Henry N. Ginsberg
New York, USA
The EAS is delighted to announce that one of the two Keynote Lectures at the 2017 EAS Congress in Prague will be given by Henry N. Ginsberg, MD, the Irving Professor of Medicine and Director Emeritus of the Irving Institute for Clinical and Translational Research at Columbia University Medical Center.
Professor Ginsberg’s research interests have centered on regulation of the metabolism of apolipoprotein B–containing lipoproteins in cells, mice, and humans. His present work focuses on the interaction between the secretion of very low-density lipoproteins by the liver and hepatic steatosis, as well as human mutations affecting hepatic lipid and lipoprotein metabolism. He recently received an Outstanding Investigator Award from NIH.

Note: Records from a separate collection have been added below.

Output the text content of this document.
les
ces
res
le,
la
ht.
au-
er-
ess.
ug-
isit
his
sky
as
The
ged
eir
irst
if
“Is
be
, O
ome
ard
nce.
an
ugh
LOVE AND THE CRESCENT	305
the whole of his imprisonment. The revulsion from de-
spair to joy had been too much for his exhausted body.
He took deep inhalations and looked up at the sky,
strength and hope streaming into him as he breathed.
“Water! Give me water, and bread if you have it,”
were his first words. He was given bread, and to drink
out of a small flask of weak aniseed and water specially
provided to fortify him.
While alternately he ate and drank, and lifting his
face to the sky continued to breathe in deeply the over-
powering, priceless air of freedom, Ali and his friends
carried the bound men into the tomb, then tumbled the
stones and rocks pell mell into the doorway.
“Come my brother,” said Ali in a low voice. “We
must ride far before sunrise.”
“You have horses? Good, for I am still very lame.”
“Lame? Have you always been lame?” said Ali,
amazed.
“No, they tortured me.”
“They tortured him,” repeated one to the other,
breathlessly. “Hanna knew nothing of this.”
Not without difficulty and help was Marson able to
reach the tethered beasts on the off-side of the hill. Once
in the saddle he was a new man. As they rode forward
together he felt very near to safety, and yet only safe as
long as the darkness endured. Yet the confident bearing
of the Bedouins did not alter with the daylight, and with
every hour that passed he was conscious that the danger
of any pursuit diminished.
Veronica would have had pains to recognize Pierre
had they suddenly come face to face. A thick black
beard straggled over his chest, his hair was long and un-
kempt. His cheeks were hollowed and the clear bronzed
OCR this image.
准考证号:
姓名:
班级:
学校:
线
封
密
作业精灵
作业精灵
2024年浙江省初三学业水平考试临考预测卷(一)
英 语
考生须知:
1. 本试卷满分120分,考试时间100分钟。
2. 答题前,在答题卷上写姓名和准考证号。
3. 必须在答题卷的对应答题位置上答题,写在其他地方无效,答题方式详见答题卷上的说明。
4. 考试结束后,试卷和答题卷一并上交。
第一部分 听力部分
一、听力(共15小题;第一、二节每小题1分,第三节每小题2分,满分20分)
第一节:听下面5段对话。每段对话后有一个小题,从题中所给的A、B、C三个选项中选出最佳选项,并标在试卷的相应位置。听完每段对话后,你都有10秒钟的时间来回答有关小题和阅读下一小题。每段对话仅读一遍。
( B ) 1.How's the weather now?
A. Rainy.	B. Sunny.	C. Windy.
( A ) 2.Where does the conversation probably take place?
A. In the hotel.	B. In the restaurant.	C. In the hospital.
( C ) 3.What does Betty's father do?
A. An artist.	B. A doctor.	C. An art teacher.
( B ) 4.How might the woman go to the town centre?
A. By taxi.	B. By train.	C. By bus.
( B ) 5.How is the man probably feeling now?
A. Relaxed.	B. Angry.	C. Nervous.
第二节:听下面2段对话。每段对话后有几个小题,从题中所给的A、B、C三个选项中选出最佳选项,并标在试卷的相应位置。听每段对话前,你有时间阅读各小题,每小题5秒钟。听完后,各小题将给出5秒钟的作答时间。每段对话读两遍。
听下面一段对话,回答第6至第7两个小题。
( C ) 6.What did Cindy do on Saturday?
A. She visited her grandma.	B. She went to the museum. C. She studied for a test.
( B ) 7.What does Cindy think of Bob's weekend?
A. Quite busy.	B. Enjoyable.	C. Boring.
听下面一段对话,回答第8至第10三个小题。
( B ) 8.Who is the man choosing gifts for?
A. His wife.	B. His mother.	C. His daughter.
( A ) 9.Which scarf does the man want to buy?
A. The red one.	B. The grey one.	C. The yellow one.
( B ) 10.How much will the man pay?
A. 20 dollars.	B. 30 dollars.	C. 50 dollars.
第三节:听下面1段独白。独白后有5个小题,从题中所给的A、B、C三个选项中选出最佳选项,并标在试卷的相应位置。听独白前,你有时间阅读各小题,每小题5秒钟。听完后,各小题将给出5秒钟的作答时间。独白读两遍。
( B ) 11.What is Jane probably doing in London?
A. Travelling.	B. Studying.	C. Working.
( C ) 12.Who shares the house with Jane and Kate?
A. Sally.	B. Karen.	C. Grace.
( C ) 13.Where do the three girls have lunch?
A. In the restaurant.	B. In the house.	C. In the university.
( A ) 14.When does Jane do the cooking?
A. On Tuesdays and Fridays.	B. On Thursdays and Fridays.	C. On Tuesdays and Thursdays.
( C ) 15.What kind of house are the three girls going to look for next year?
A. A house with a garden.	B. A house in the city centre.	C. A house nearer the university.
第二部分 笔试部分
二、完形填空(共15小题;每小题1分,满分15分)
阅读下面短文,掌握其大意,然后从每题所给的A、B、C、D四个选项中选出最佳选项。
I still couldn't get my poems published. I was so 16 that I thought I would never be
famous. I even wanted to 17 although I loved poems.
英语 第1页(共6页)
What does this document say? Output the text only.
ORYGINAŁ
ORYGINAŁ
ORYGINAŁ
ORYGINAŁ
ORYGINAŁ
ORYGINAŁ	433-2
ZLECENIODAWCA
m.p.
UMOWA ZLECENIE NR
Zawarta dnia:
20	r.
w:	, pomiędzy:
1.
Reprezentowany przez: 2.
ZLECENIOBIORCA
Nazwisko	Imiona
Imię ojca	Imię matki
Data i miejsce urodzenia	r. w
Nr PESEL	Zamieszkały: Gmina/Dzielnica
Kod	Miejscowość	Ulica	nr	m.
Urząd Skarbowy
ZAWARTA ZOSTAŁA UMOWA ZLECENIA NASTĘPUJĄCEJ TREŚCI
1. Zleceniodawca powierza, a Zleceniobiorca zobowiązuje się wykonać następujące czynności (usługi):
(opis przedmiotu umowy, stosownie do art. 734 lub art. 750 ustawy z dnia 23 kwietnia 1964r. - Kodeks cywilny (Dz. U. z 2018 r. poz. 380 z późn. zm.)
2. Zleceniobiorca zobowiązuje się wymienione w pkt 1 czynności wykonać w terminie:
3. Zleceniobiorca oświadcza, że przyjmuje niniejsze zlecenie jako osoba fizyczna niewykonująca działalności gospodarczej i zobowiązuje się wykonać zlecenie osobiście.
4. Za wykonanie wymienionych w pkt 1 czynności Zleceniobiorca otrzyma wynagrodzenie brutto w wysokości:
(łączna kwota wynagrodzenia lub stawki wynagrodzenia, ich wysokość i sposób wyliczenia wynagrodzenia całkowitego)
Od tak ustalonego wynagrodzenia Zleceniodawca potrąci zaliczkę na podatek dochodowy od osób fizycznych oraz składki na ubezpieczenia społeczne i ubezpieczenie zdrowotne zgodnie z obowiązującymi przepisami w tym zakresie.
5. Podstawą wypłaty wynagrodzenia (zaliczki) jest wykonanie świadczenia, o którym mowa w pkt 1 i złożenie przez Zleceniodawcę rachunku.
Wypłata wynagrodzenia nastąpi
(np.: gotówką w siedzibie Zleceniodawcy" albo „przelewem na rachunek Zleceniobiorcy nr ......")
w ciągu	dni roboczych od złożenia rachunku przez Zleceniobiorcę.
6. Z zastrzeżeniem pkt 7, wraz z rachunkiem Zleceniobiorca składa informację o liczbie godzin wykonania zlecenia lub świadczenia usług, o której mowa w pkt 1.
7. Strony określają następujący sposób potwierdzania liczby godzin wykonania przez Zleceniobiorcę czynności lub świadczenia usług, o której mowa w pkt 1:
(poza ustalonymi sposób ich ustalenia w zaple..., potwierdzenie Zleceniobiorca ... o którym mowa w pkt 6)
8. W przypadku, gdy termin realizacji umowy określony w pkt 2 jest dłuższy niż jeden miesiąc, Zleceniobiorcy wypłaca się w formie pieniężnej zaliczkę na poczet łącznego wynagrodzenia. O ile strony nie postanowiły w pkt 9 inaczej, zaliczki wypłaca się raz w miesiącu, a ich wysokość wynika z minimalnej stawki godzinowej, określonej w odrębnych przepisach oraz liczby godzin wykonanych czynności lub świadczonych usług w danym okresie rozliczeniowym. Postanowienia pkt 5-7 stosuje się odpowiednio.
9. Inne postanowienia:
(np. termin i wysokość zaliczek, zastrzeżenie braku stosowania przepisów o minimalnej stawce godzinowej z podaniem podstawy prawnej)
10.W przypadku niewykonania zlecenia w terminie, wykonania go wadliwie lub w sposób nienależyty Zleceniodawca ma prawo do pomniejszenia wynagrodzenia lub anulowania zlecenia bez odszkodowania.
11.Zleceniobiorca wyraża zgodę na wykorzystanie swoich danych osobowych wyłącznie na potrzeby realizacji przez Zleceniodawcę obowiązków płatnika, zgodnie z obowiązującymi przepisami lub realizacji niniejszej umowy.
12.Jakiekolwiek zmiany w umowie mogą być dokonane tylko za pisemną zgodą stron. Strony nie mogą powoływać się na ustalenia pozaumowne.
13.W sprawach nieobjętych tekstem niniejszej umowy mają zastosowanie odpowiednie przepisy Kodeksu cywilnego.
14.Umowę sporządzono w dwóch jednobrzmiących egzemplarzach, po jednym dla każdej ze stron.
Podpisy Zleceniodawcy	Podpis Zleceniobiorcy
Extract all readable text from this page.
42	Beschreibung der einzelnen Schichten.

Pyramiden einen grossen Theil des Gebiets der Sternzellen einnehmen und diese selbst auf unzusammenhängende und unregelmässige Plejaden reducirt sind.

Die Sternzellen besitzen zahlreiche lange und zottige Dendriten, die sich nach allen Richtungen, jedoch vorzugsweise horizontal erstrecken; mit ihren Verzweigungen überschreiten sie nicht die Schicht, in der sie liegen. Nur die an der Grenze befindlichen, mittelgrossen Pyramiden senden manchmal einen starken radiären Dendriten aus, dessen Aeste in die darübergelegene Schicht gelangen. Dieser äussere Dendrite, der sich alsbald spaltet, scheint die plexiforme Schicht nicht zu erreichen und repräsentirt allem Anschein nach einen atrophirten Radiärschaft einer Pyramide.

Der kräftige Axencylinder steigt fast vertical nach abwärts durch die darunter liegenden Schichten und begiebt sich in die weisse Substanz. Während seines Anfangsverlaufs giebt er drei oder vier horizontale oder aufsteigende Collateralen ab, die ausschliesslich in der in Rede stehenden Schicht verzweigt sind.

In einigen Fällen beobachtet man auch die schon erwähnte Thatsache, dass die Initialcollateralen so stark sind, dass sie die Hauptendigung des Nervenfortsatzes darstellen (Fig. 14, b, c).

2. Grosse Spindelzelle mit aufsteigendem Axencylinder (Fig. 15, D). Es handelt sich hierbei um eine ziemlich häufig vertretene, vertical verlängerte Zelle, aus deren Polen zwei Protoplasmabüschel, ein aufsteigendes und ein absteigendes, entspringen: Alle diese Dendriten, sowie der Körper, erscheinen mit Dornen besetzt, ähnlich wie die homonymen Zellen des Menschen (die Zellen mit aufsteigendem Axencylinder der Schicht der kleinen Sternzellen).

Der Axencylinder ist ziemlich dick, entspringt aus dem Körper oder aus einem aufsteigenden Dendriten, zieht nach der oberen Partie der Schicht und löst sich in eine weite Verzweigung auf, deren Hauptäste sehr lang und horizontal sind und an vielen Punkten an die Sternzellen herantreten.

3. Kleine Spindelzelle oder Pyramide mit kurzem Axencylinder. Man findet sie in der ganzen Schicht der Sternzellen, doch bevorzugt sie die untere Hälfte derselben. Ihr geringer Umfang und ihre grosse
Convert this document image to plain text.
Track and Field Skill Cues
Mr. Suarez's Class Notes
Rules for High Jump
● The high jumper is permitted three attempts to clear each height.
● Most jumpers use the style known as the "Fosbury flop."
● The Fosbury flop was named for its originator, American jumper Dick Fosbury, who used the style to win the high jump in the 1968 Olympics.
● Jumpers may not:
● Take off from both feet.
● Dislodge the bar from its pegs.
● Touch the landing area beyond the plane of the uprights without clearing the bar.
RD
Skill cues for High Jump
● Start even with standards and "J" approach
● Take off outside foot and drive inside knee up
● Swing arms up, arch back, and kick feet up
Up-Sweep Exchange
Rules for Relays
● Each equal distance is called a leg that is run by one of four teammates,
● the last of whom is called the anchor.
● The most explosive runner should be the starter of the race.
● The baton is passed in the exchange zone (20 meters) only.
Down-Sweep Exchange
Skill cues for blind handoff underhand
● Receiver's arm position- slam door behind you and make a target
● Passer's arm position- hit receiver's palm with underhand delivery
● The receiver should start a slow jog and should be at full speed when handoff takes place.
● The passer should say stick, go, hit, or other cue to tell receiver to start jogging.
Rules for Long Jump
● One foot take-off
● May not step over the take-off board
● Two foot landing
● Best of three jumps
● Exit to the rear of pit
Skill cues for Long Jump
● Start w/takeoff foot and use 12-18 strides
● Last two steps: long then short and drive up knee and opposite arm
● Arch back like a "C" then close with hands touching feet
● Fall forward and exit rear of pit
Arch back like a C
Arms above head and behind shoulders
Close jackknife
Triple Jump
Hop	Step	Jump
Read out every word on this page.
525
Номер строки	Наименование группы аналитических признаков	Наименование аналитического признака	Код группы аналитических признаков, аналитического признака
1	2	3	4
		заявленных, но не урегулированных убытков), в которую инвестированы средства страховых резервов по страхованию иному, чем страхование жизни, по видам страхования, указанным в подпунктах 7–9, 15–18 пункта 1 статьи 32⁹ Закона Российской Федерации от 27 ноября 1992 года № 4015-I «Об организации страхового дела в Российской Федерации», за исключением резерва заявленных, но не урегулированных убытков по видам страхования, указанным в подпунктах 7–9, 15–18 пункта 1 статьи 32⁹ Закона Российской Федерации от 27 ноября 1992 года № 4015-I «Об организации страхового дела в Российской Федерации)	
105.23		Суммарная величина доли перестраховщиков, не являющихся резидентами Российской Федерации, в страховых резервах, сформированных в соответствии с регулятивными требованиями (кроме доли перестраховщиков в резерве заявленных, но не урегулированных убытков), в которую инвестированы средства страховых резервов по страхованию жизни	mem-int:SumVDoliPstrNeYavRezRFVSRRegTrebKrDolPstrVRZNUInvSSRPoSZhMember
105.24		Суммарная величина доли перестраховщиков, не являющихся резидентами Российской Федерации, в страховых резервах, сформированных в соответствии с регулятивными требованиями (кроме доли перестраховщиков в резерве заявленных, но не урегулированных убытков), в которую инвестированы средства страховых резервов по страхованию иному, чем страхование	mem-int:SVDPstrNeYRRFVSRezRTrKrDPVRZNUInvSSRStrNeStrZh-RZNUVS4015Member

Professor Ginsberg has been a key contributor to the success of EAS as Co-Chair, with Professor John Chapman (Pitié-Salpetriere University Hospital, Paris, France), of the EAS Consensus Panel. Since its inception in 2009, the EAS Consensus Panel has addressed topical questions in key areas of cardiovascular disease research. The EAS Consensus Panel has helped to raise awareness of familial hypercholesterolaemia, establish lipoprotein(a) as a cardiovascular risk factor, as well as focus on the appropriate management of statin-associated muscle symptoms (SAMS). Full details are available at: http://www.eas-society.org/?page=sams_consensus
Tue 25 Apr
Keynote Lecture: Mechanistic insights into innovative therapeutics in lipid lowering in vivo
In his Keynote Lecture, Professor Ginsberg will discuss mechanistic insights into innovative therapeutics in lipid lowering in vivo. Dyslipidaemia, a major risk factor for cardiovascular disease, is characterized by elevated levels of atherogenic apolipoprotein B100 (apoB) lipoproteins. Novel therapeutic approaches that inhibit either proprotein convertase subtilisin/kexin type (PCSK9) or cholesteryl ester transfer protein (CETP) have been shown to substantially reduce plasma levels of low-density lipoprotein cholesterol (LDL-C) and apoB. While preclinical and in vitro studies are informative, the effects of these treatments on lipoprotein metabolism in vivo have until recently been poorly defined.
Recent research has addressed this issue. Studies have shown that PCSK9 inhibitors achieve their lipid effects by concomitant increases in the fractional catabolic rates of intermediate-density lipoprotein- and LDL-apoB, and reduction in the synthesis of LDL-apoB, consistent with preclinical findings. Decreases in plasma levels of LDL-C and apoB associated with CETP inhibition with anacetrapib was explained solely by an increase in the fractional clearance rate of LDL-apoB, without any effect on LDL-apoB synthesis. Such studies have been critical in definitively establishing the mechanism(s) of these novel therapies on lipoprotein metabolism in vivo. If ongoing clinical trials show that these treatments translate to reduction in cardiovascular outcomes, then these mechanisms are likely to contribute to this.
Reyes-Soffer G, Pavlyha M, Ngai C, Thomas T, Holleran S, Ramakrishnan R, Karmally W, Nandakumar R, Fontanez N, Obunike JC, Marcovina SM, Lichtenstein AH, Matthan NR, Matta J, Maroccia M, Becue F, Poitiers F, Swanson B, Cowan L, Sasiela WJ, Surks HK, Ginsberg HN. Effects of PCSK9 inhibition with alirocumab on lipoprotein metabolism in healthy humans. Circulation 2016 Dec 16. pii: CIRCULATIONAHA.116.025253. [Epub ahead of print]
Reyes-Soffer G, Millar JS, Ngai C, Jumes P, Coromilas E, Asztalos B, Johnson-Levonas AO, Wagner JA, Donovan DS, Karmally W, Ramakrishnan R, Holleran S, Thomas T, Dunbar RL, deGoma EM, Rafeek H, Baer AL, Liu Y, Lassman ME, Gutstein DE, Rader DJ, Ginsberg HN. Cholesteryl Ester Transfer Protein inhibition with anacetrapib decreases fractional clearance rates of high-density lipoprotein apolipoprotein A-I and plasma cholesteryl ester transfer protein. Arterioscler Thromb Vasc Biol 2016;36:994-1002.
Reyes-Soffer G, Moon B, Hernandez-Ono A, Dionizovik-Dimanovski M, Jimenez J, Obunike J, Thomas T, Ngai C, Fontanez N, Donovan DS, Karmally W, Holleran S, Ramakrishnan R, Mittleman RS, Ginsberg HN. Complex effects of inhibiting hepatic apolipoprotein B100 synthesis in humans. Sci Transl Med 2016;8:323ra12.